Mechanical properties of the prepared films: (a) LBG; (b) starch; (c) LBG/starch. F1 = Control film; F2 = control film with added emulsifier; F3 = film with BO as additive; F4 = film with BO as additive/plasticizer (partial glycerol replacement); F5 = film with BO as plasticizer (total glycerol replacement). Different letters indicate significant differences for each mechanical property.

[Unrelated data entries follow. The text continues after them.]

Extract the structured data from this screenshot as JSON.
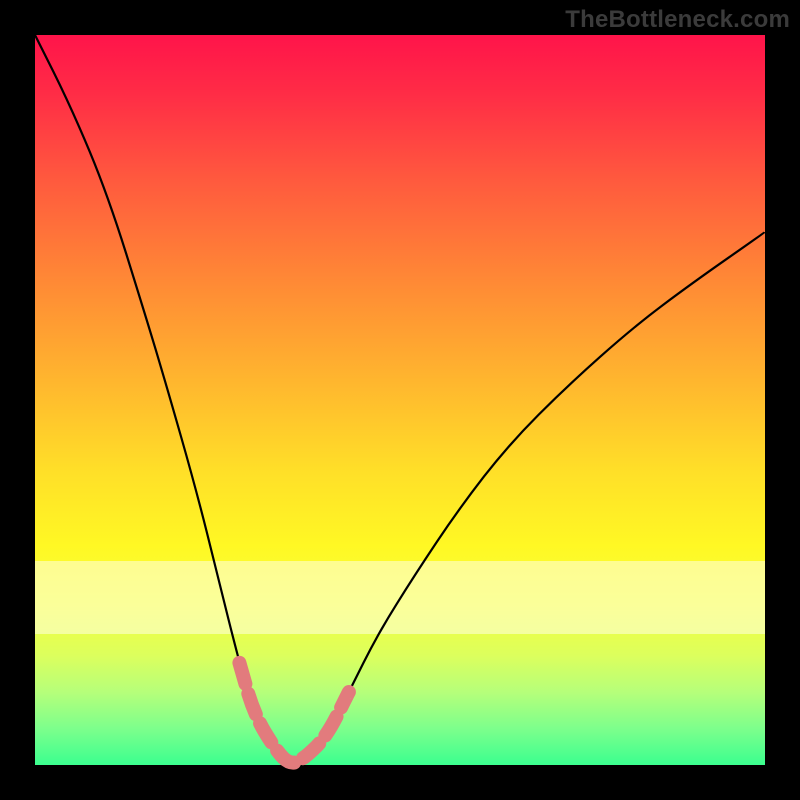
{
  "watermark": "TheBottleneck.com",
  "colors": {
    "frame_bg": "#000000",
    "watermark": "#3b3b3b",
    "curve_main": "#000000",
    "curve_accent": "#e27b7d",
    "gradient_top": "#ff144a",
    "gradient_bottom": "#3bff8f",
    "pale_band": "rgba(255,255,230,0.55)"
  },
  "chart_data": {
    "type": "line",
    "title": "",
    "xlabel": "",
    "ylabel": "",
    "xlim": [
      0,
      100
    ],
    "ylim": [
      0,
      100
    ],
    "notes": "V-shaped bottleneck curve. Y high = red (bad), Y low = green (good). Minimum at x≈35, y≈0. Thick pink overlay marks x≈27–45 region. Pale horizontal band spans approx y=18–28.",
    "pale_band_y": [
      18,
      28
    ],
    "accent_x_range": [
      27,
      45
    ],
    "series": [
      {
        "name": "bottleneck_curve",
        "x": [
          0,
          5,
          10,
          15,
          18,
          22,
          25,
          28,
          30,
          33,
          35,
          37,
          40,
          43,
          47,
          52,
          58,
          65,
          73,
          82,
          90,
          100
        ],
        "values": [
          100,
          90,
          78,
          62,
          52,
          38,
          26,
          14,
          7,
          2,
          0,
          1,
          4,
          10,
          18,
          26,
          35,
          44,
          52,
          60,
          66,
          73
        ]
      }
    ]
  }
}
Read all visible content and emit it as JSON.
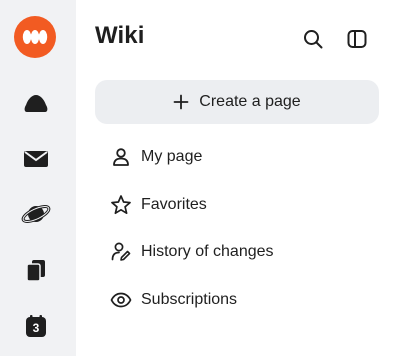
{
  "rail": {
    "items": [
      {
        "icon": "logo-icon"
      },
      {
        "icon": "cloud-icon"
      },
      {
        "icon": "mail-icon"
      },
      {
        "icon": "planet-icon"
      },
      {
        "icon": "cards-icon"
      },
      {
        "icon": "calendar-icon",
        "badge": "3"
      }
    ]
  },
  "panel": {
    "title": "Wiki",
    "create_label": "Create a page",
    "nav": [
      {
        "label": "My page",
        "icon": "user-icon"
      },
      {
        "label": "Favorites",
        "icon": "star-icon"
      },
      {
        "label": "History of changes",
        "icon": "user-edit-icon"
      },
      {
        "label": "Subscriptions",
        "icon": "eye-icon"
      }
    ]
  },
  "colors": {
    "brand": "#f25b22",
    "rail_bg": "#f1f2f4",
    "button_bg": "#eceef1",
    "text": "#1f1f1f"
  }
}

The inability of the emulsified oil to act as a plasticizer can be explained as follows. Arabic gum was used as emulsifier for buriti oil. Arabic gum comprises a polysaccharide backbone with polypeptide/protein attached to it. The polypeptide/protein fraction in turn comprises three distinct fractions: (i) arabinogalactan-peptide; (ii) arabinogalactan-protein; and (iii) glycoprotein. The arabinogalactan-protein fraction is deemed responsible for the emulsifying and interfacial properties of the gum [33]. Hydroxyproline is the most abundant amino acid in the protein fraction. An analysis of the protein moiety of the gum revealed the presence of aggregations caused by hydrophobic CH…π interactions between the hydroxyproline (and proline) imino acid and the aromatic amino acids tyrosine and phenylalanine of the protein chain. The amino acids involved in the CH…π hydrophobic interactions are attracted to the hydrophobic oil phase, and the hydrophilic polysaccharide fraction of the molecules arrange themselves towards the water phase, the mechanism in which the emulsion is stabilized [33]. Arabic gum can be adsorbed on the oil droplets in multilayers, creating a thick involucre around the droplet, hindering possible direct interactions of the oil with any moiety outside the polysaccharide outer shell. On the other hand, the polysaccharide moiety in the outer shell of the emulsified droplet can establish hydrogen-bonding interactions with the film matrix polysaccharides (i.e., starch and galactomannan) in a way that an overall plasticizing action is precluded and the film becomes stiffer; hence, the observed increase in tensile strength and elasticity modulus. If the oil droplets were not obstructed from interacting with the matrix polysaccharide moiety, possible lipid–starch complexes could be formed due to interactions between the lipids and the hydrophobic helical cavities in the amylose structure [41], and the film could be stiffer than it currently is.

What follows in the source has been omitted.